In a report released today, Cook County Assessor Fritz Kaegi announced his office would begin making property value reductions to real estate in the south and west suburbs as a result of the economic implications of the coronavirus pandemic.
The report noted that unemployment and property values do not move up and down in tandem, but they are closely correlated. “These economic and market effects can have corresponding effects on real property values,” the report noted. “The assessor determined that property values for 2020 should, to the extent reasonable and practicable, reflect the real estate market effects of COVID-19.”
Part of the reason for the action was because the assessor anticipated that many owners would likely appeal their property value assessments anyway, but that waiting for them to do so would create an uneven playing field.
“Relying on the appeal system to correct for COVID-19’s effects could create an inequitable tax burden borne by property owners who do not have the resources or access to file an appeal, particularly during a health-related pandemic,” the report noted. Instead, the assessor will be “treating all property owners as if they formally appealed their 2020 assessments based on COVID-19’s impact on their property value.”
The changes won’t all be determined at once, however. The reason the reassessment will begin in the communities at the southern and western edges of the city is because the office was already in the midst of reassessing values there when the pandemic was declared (see below for interactive map of the adjustments announced today).
Due to the mid-stream nature of the interruption, different property owners will see different communications from the office. Pre-COVID-19 initial values had already been mailed to homeowners in Calumet, Oak Park, Palos, River Forest and Riverside, but they’ll be getting updates with adjusted values. For those in other townships — including Berwyn, Bloom, Bremen, Cicero, Lemont, Lyons, Orland, Proviso, Rich, Stickney, Thornton and Worth — mailed reassessment notices will reflect the COVID-19 adjusted values. They’ll also be posted on the assessor’s website.
The report noted that the office will release a similar roundup dedicated to the north suburbs and city of Chicago, though it did not offer any specific timeframe.
The assessor’s office also made different reductions in estimated values depending upon the type of property. For residential properties, the assumption is that “areas with the largest increases in unemployment will experience the largest declines in home values.”
Single-family homes and condos will receive reductions between 8% and 12.2%. For multifamily buildings, that reduction will run between 10% and 15.2%. Because the impact on commercial buildings varies so much, the office created a range of adjustments to capitalization rates ranging from 0 (for grocery stores, for example) to 200 (for restaurants).

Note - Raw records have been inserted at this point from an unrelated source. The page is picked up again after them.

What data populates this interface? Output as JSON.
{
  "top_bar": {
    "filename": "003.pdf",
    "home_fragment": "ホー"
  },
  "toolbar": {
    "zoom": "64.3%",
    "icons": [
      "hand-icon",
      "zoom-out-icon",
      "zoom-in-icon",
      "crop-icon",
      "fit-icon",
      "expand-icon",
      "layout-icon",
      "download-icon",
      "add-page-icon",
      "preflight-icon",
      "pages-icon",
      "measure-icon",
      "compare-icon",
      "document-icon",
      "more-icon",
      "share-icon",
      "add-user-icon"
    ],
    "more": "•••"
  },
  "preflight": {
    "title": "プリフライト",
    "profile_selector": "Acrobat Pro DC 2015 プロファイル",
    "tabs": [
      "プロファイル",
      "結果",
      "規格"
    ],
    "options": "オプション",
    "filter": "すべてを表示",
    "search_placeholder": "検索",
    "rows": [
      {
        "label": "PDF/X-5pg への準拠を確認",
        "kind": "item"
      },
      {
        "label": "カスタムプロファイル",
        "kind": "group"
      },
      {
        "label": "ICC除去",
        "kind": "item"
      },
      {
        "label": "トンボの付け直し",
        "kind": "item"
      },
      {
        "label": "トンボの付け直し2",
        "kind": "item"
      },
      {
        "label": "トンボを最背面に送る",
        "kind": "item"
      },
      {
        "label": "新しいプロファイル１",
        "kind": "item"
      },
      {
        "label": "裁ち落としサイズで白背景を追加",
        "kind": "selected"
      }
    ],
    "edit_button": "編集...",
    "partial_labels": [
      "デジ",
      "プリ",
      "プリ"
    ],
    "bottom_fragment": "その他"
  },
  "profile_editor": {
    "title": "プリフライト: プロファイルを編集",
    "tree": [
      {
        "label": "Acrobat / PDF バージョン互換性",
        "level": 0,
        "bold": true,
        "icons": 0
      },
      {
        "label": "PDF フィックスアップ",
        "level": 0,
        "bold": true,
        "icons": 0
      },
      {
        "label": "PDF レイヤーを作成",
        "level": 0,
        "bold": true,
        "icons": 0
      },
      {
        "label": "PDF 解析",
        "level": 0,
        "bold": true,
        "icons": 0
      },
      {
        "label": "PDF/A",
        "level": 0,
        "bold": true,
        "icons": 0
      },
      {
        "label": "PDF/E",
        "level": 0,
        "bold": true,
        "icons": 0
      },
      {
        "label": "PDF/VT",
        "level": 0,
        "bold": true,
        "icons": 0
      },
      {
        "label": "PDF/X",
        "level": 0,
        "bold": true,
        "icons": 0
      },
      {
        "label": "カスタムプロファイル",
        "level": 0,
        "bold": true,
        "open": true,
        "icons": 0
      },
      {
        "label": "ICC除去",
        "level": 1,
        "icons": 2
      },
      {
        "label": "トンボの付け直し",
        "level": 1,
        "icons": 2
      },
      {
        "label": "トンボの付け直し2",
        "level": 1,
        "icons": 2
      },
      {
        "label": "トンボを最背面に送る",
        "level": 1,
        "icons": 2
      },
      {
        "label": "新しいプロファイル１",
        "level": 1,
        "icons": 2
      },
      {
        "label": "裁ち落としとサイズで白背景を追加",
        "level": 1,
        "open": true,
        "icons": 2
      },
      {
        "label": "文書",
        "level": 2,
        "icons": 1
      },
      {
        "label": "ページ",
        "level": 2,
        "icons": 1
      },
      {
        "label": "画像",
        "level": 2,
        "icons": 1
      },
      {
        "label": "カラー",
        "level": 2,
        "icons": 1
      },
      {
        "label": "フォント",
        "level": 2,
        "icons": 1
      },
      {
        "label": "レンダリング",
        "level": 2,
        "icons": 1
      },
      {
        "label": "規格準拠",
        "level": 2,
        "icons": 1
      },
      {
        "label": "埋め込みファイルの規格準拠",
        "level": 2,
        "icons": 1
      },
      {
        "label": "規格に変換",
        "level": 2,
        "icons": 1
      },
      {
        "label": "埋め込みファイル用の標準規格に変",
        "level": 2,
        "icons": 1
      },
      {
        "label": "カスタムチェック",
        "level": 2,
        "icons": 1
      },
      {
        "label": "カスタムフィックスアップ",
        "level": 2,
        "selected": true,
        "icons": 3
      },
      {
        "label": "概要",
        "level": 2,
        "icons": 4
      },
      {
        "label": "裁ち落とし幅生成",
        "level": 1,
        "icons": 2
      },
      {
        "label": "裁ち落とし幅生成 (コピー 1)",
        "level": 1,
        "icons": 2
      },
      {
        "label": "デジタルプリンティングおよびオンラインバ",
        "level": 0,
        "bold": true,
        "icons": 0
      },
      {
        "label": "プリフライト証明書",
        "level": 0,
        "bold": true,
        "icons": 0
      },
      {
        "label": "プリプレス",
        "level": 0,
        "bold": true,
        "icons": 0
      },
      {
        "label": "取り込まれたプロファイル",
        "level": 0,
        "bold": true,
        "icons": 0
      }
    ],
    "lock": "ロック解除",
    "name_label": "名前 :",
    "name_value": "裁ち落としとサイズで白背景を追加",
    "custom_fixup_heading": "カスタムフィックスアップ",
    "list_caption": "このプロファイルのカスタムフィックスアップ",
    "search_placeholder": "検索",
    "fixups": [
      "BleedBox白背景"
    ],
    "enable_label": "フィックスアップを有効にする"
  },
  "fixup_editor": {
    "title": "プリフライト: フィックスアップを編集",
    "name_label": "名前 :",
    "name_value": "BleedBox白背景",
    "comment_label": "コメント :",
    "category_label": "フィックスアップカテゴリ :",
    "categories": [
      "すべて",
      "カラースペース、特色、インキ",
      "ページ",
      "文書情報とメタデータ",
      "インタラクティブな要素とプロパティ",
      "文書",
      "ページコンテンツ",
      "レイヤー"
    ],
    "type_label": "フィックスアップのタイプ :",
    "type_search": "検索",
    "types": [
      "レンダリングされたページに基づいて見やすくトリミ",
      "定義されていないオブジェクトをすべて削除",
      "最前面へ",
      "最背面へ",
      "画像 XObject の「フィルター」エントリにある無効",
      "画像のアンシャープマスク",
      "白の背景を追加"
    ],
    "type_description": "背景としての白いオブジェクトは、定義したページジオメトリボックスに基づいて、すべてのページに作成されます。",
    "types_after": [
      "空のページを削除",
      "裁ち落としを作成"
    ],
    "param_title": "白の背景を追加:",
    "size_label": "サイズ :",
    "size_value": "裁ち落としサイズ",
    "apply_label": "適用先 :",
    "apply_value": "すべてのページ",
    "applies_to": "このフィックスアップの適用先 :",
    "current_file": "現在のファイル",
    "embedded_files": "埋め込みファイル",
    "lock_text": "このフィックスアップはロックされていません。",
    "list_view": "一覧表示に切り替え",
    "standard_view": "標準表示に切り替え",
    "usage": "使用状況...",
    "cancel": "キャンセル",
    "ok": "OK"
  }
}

These reductions will be applied to the 2020 tax year. For Cook County taxpayers, the new 2020 property values will impact their second installment property tax bills issued in the summer of 2021.

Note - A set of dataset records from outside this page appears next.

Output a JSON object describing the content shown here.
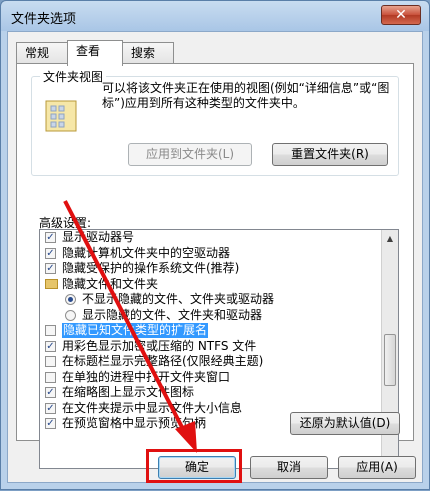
{
  "window": {
    "title": "文件夹选项",
    "close_label": "✕"
  },
  "tabs": [
    {
      "label": "常规"
    },
    {
      "label": "查看"
    },
    {
      "label": "搜索"
    }
  ],
  "folder_views": {
    "legend": "文件夹视图",
    "description": "可以将该文件夹正在使用的视图(例如“详细信息”或“图标”)应用到所有这种类型的文件夹中。",
    "apply_button": "应用到文件夹(L)",
    "reset_button": "重置文件夹(R)"
  },
  "advanced": {
    "label": "高级设置:",
    "items": [
      {
        "type": "checkbox",
        "checked": true,
        "indent": 0,
        "label": "显示驱动器号"
      },
      {
        "type": "checkbox",
        "checked": true,
        "indent": 0,
        "label": "隐藏计算机文件夹中的空驱动器"
      },
      {
        "type": "checkbox",
        "checked": true,
        "indent": 0,
        "label": "隐藏受保护的操作系统文件(推荐)"
      },
      {
        "type": "folder",
        "checked": false,
        "indent": 0,
        "label": "隐藏文件和文件夹"
      },
      {
        "type": "radio",
        "checked": true,
        "indent": 1,
        "label": "不显示隐藏的文件、文件夹或驱动器"
      },
      {
        "type": "radio",
        "checked": false,
        "indent": 1,
        "label": "显示隐藏的文件、文件夹和驱动器"
      },
      {
        "type": "checkbox",
        "checked": false,
        "indent": 0,
        "label": "隐藏已知文件类型的扩展名",
        "selected": true
      },
      {
        "type": "checkbox",
        "checked": true,
        "indent": 0,
        "label": "用彩色显示加密或压缩的 NTFS 文件"
      },
      {
        "type": "checkbox",
        "checked": false,
        "indent": 0,
        "label": "在标题栏显示完整路径(仅限经典主题)"
      },
      {
        "type": "checkbox",
        "checked": false,
        "indent": 0,
        "label": "在单独的进程中打开文件夹窗口"
      },
      {
        "type": "checkbox",
        "checked": true,
        "indent": 0,
        "label": "在缩略图上显示文件图标"
      },
      {
        "type": "checkbox",
        "checked": true,
        "indent": 0,
        "label": "在文件夹提示中显示文件大小信息"
      },
      {
        "type": "checkbox",
        "checked": true,
        "indent": 0,
        "label": "在预览窗格中显示预览句柄"
      }
    ],
    "restore_button": "还原为默认值(D)"
  },
  "footer": {
    "ok_button": "确定",
    "cancel_button": "取消",
    "apply_button": "应用(A)"
  },
  "colors": {
    "highlight": "#3399ff",
    "annotation_red": "#e01010"
  }
}
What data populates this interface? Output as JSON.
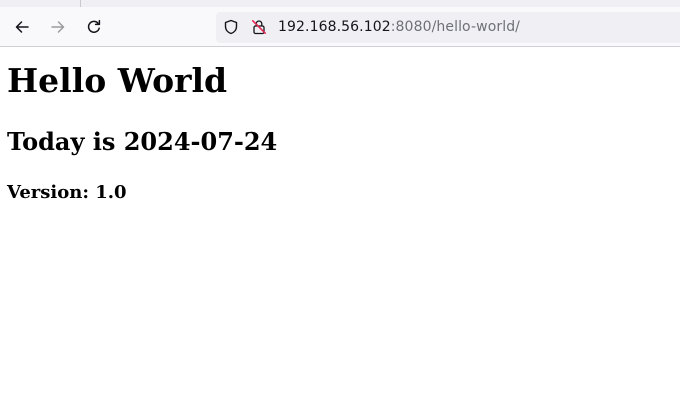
{
  "browser": {
    "address_bar": {
      "host": "192.168.56.102",
      "port_and_path": ":8080/hello-world/"
    },
    "icons": {
      "back": "arrow-left-icon",
      "forward": "arrow-right-icon",
      "reload": "reload-icon",
      "tracking_protection": "shield-icon",
      "connection": "insecure-lock-icon"
    }
  },
  "page": {
    "heading": "Hello World",
    "date_line": "Today is 2024-07-24",
    "version_line": "Version: 1.0"
  },
  "colors": {
    "chrome_background": "#f9f9fb",
    "url_bar_background": "#f0f0f4",
    "insecure_accent": "#e22850",
    "icon_color": "#15141a",
    "disabled_icon_color": "#9b9ba0"
  }
}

The office used data from the Case-Shiller Home Price Index during the last recession as well as changes in the price of real estate investment trusts over the last three months to get an idea of how the unemployment rate will impact home values. They also interviewed analysts at the The Institute for Housing Studies at DePaul University. More about the methodology behind the reductions can be found in the report. In a bid to live up to Kaegi’s consistent pledge for more transparency in the assessor’s office, the report also includes a link to a repository of data, code, and technical documentation used in the analysis.